New towns that I Love:

Some Real Models for Pineland Prairie

“Just what is a ‘walkable, mixed-use community,’ and what does it look like?”

“What’s this concept of ‘conservation development’?”

“What do you mean by ‘neo-traditional neighborhood design’, and what does it look like?”

Good questions, and I’ve heard them quite a few times in the four months I’ve been meeting with our county’s citizens and leaders, asking them for their suggestions for Pineland Prairie.

A picture is worth at least a thousand words, so I’d like to show you some pictures of real communities that have been built according to these design principles. Here are some things these new towns have in common:

  • None is more than 30 years old, and some were started just five or 10 years ago, yet all have the comfortable feel of towns and villages that grew naturally over many decades. That’s the result of skilled planning and design.
  • While new communities like this are sprouting all over America today, my examples are all from the Middle Atlantic and the Southeastern states, from Maryland down to central Florida. None of my examples is in South Florida, where this new kind of beautiful, environmentally sensitive town planning has yet to take hold.  “Suburban sprawl”–the opposite of Traditional Neighborhood Design–still reigns in Broward and Palm Beach counties, as well as in much of the Treasure Coast.  There is nothing like my vision for Pineland Prairie anywhere in our region today.
  • All of these new towns have been highly successful by every measure: Popular with new-home buyers, many of whom already lived in the surrounding communities; experiencing higher-than-typical price appreciation over time; contributing strongly to the tax base of their counties, through property and retail sales taxes; and proving to be attractive destinations for visitors and shoppers throughout their regions.
  • All of them feature significant open space and natural amenities, such as trails for hiking, biking and horseback riding; expanses of water for human recreation and wetlands for waterfowl; village greens and squares; and community farms and markets serving their residents and nearby towns.
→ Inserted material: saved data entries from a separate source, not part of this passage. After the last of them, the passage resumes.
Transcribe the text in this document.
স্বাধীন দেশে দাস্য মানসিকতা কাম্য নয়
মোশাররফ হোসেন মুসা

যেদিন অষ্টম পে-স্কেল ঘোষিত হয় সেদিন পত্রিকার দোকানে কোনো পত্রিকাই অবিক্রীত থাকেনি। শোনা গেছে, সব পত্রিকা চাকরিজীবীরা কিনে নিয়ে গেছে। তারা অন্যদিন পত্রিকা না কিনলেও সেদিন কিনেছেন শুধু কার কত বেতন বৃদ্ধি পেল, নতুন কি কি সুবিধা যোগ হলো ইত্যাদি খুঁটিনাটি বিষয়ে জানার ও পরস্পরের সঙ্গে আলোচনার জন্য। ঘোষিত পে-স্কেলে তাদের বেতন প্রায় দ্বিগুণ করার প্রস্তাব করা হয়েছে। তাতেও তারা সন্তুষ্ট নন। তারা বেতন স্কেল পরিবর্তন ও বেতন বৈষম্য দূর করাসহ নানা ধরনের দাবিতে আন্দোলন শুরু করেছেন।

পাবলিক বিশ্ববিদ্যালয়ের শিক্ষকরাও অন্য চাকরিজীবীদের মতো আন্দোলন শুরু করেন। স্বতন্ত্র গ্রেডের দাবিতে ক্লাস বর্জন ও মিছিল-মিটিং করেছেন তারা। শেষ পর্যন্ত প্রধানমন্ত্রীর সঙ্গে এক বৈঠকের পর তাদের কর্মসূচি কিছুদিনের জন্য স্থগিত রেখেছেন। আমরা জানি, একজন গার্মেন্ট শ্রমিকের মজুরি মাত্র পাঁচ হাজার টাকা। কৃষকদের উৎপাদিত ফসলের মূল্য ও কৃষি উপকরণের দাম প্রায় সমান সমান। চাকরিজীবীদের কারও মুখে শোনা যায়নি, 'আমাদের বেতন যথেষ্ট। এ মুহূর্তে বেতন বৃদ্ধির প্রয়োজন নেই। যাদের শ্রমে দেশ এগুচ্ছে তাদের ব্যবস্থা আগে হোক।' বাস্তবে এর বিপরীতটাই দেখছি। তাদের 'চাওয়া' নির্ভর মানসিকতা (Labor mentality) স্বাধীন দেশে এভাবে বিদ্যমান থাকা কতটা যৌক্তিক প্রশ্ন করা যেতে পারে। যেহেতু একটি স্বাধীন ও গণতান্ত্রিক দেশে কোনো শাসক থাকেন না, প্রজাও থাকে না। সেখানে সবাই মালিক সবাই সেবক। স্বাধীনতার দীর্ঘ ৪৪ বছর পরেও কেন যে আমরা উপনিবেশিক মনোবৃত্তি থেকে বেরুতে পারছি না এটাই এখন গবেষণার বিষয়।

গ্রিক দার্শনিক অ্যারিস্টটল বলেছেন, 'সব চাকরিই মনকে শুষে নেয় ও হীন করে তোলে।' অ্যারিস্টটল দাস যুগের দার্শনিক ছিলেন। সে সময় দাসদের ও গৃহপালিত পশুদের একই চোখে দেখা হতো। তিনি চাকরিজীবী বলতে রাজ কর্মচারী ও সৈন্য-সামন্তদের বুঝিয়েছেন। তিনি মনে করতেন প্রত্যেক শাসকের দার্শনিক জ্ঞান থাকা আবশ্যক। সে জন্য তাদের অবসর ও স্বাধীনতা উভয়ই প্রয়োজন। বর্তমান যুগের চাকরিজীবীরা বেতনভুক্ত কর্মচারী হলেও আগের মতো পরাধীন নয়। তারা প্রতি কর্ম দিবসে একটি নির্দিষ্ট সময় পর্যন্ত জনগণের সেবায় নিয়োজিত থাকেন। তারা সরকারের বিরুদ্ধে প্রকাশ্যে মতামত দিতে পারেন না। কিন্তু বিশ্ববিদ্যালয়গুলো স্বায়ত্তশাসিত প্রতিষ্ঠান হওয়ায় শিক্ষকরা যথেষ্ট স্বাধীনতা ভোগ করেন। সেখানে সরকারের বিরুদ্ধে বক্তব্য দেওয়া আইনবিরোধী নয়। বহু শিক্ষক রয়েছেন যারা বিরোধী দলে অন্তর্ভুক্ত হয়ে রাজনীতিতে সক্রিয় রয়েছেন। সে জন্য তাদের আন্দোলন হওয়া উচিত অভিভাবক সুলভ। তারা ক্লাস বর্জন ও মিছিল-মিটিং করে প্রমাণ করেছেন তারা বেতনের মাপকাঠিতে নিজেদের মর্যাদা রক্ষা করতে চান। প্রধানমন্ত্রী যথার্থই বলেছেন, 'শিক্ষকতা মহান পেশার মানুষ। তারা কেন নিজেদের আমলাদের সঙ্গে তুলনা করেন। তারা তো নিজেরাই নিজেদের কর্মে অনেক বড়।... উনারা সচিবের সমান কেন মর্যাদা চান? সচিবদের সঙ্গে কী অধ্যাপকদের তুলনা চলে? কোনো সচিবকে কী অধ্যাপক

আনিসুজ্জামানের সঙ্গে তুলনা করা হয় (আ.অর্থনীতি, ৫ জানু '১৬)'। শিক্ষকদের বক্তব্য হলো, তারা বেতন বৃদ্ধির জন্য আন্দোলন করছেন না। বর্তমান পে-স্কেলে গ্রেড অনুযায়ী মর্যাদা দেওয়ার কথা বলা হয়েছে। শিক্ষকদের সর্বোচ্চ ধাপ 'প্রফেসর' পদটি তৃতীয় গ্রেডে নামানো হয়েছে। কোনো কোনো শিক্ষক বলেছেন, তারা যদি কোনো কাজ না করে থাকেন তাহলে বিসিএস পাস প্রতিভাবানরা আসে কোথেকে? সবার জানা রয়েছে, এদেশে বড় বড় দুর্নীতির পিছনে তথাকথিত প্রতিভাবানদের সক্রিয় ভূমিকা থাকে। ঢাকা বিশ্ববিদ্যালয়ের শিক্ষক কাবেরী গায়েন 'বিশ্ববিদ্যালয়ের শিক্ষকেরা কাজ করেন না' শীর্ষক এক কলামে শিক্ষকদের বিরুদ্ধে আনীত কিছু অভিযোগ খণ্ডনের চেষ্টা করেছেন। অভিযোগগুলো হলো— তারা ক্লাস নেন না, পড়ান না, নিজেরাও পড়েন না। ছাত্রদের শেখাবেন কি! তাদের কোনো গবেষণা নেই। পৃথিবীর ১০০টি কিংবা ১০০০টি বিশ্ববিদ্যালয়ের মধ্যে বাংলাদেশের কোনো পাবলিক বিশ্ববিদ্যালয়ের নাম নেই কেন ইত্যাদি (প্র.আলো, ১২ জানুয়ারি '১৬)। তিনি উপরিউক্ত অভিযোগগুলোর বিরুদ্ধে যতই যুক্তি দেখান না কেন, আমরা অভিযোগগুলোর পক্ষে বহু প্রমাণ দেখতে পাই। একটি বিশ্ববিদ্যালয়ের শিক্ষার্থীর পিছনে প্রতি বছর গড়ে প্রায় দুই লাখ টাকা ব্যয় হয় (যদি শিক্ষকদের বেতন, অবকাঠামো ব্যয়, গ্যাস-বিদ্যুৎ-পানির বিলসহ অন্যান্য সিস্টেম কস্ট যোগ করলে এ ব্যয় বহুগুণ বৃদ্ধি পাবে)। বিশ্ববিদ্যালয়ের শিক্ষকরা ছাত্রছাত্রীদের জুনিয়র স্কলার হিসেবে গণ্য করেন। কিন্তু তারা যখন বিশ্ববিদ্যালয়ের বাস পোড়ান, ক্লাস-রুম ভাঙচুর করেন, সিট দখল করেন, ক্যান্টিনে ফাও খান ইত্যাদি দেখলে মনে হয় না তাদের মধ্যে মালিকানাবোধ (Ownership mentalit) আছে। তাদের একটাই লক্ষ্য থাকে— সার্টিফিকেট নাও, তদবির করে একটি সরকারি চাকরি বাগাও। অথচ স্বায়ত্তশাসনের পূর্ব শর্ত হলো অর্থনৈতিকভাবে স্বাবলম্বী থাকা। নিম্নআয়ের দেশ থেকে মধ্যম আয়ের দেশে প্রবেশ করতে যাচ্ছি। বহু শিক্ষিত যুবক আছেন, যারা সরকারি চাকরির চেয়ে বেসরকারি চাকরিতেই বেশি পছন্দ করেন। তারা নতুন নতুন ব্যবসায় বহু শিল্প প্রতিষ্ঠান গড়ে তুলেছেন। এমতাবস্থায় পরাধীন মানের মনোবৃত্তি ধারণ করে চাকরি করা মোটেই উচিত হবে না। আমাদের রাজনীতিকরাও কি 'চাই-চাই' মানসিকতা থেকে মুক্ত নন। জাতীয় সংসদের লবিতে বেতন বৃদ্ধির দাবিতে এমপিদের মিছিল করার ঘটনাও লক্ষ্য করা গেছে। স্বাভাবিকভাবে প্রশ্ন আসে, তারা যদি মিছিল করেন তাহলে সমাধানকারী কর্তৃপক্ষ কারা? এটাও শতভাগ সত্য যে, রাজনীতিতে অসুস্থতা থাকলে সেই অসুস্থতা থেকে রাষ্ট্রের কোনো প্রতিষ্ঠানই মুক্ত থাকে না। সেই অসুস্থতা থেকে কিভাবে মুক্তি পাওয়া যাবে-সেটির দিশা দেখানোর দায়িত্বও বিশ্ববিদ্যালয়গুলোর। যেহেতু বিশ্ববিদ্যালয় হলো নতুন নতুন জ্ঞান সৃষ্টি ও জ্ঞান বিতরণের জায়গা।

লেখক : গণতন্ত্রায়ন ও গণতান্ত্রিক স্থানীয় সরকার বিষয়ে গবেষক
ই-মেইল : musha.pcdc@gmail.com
In none of them, however, is there as much land–in total acreage and percentage of the property–set aside for natural open space as we plan to have at Pineland Prairie.

Natural Spaces

This first group of photos shows views of open spaces, town commons, ponds and marshes, equestrian trails and facilities, biking trails, and community gardens and markets, all designed into neo-traditional planned towns.

Residential Architecture

Note the classic characteristics of authentic American small towns that have been emulated in these new communities:

  • Homes set closer to the street, with front porches overlooking sidewalks, squares and pedestrian trails, for neighborly visiting;
  • No front-loading garages on the street, but garages behind the homes in attractive landscaped alleys.
  • Homes of differing sizes and styles, all well designed, interspersed on the same block, for a natural mixing of ages and income levels—such like traditional American towns that grew organically.

The design of homes, commercial and civic buildings reflects the historical, vernacular styles of the new town’s region.

In the Southeastern states, residential architecture includes Low Country (coastal Carolina) planter’s houses, Florida Cracker farmhouses, Craftsman bungalows (1910-1925), Carpenter’s Gothic cottages and more.

Pineland Prairie will include all of these, with an emphasis on local styles popular in the early days of Martin County—the kind found in individual original houses in old Stuart, Jensen Beach and Port Salerno.

Since these architectural styles have not been included in the design of any major new planned communities in Martin County, Pineland Prairie will give our homebuyers—current and future residents—a wider array of choices in housing and lifestyle than they currently have.

Mixed-Use Retail Centers

No retail/office district is exactly like another, but what they have in common is a mix of different uses…stores of differing size and style, some with apartments or offices on the second floor (“live-work” buildings); small office buildings, apartment houses and condos mix into the retail center, enabling people to reside, go to work, shop and diner in the same walkable downtown.  Buildings typically vary in height from one to three stories.

Healthy small town retail centers are bustling, walkable places, with village greens and commons hosting festivals, music and casual visiting.